SHANGHAI (Reuters) - North Korea has proposed restarting stalled six-party talks on nuclear disarmament, without preconditions and as soon as possible, China’s official Xinhua news agency said on Saturday.
Chinese Foreign Minister Yang Jiechi met with his North Korean counterpart Pak Ui Chun on the sidelines of a Southeast Asian security summit on the Indonesian island of Bali, it said.
During the bilateral meeting between the two countries, Pak said North Korea proposed restarting the talks unconditionally, Xinhua said, without elaborating.
Yang called the friendship China had with North Korea a “precious treasure,” saying the two should continue to maintain high-level exchanges and deepen economic and trade cooperation.
South and North Korea held high-level talks for the first time in two years in Indonesia on Friday.

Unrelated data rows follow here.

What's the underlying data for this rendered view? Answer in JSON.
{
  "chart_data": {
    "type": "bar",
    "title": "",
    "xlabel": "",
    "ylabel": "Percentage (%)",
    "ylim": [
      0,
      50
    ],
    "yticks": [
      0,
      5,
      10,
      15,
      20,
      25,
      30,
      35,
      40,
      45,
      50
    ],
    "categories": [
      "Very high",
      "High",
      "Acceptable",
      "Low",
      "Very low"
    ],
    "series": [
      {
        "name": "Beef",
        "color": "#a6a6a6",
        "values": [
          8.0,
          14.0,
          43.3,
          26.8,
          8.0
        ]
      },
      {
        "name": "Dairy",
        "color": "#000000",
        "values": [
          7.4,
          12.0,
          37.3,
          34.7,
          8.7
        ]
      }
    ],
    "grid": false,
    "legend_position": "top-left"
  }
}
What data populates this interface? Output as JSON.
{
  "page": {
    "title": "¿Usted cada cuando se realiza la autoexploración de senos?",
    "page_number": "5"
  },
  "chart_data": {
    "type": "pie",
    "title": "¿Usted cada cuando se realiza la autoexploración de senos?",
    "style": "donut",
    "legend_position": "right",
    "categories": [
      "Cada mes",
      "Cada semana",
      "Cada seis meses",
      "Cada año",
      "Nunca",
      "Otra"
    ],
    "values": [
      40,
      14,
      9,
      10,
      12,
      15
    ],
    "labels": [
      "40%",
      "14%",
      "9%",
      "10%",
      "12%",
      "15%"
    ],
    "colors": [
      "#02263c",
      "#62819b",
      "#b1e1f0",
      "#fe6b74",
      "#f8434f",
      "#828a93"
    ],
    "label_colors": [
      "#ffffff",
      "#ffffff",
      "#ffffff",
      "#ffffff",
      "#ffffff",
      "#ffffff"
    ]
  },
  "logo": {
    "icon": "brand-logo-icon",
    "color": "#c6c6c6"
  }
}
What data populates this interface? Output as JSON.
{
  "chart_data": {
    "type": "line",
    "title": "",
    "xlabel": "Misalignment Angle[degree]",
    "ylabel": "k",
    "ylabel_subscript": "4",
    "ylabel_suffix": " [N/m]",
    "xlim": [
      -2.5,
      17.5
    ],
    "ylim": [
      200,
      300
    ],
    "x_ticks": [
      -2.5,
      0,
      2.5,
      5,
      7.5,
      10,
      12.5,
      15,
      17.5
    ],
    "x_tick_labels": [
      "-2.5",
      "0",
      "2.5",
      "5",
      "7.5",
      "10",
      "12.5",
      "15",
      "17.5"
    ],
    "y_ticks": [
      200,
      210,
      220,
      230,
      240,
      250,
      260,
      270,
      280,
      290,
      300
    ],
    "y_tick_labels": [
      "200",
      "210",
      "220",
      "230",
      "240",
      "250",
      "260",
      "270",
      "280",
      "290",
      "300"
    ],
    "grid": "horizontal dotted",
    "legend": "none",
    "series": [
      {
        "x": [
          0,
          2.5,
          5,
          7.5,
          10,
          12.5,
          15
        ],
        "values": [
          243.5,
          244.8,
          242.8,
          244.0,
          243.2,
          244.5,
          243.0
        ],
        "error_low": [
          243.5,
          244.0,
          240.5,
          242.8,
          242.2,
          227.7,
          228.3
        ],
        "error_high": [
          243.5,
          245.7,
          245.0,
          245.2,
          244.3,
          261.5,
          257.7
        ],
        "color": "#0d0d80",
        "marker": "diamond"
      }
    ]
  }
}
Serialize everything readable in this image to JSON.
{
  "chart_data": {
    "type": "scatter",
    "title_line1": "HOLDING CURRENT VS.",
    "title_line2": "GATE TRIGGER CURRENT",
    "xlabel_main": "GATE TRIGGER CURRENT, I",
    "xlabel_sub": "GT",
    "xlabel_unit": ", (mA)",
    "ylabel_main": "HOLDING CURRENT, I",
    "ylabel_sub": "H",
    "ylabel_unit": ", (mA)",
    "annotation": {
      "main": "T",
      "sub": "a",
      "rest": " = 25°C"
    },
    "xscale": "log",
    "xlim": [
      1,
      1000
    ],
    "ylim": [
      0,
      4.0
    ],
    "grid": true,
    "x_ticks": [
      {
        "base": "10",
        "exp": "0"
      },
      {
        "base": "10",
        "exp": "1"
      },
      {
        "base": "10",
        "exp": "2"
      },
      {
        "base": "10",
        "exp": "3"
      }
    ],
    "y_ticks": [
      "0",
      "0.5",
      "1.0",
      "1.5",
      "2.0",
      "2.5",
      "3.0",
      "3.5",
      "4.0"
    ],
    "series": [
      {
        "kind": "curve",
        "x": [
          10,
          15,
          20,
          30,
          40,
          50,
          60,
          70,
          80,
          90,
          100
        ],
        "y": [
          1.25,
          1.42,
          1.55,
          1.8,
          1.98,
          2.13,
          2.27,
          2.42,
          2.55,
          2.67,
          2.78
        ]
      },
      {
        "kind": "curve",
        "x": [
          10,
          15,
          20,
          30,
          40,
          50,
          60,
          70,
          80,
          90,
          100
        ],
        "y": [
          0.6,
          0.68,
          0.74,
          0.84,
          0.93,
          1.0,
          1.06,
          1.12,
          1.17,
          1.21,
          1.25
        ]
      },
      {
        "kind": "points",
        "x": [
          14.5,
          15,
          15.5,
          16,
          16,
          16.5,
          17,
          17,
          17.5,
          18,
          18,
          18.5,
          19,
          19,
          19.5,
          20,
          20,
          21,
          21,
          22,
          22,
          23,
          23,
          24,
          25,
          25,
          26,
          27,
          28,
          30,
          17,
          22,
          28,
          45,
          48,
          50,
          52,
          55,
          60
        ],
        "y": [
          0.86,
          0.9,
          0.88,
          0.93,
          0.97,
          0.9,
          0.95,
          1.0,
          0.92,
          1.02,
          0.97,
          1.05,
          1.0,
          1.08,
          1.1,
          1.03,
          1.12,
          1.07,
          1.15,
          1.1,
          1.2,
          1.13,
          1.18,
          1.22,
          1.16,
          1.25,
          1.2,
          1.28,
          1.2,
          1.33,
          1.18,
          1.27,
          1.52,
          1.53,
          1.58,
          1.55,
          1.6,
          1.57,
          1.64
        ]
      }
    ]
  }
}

The surprise meeting between their nuclear envoys, which was described as cordial and lasted about two hours, was the first such contact between the two Koreas since the last round of the six-way nuclear disarmament talks in 2008.
South Korea, the United States and China, which hosts the six-way forum, have agreed on a three-stage process for envoys from Seoul, Pyongyang and Washington to meet first before the negotiations can resume. Japan and Russia make up the rest of the participants.
North Korea walked away from the six-way nuclear talks more than two years ago, but last year called for their resumption.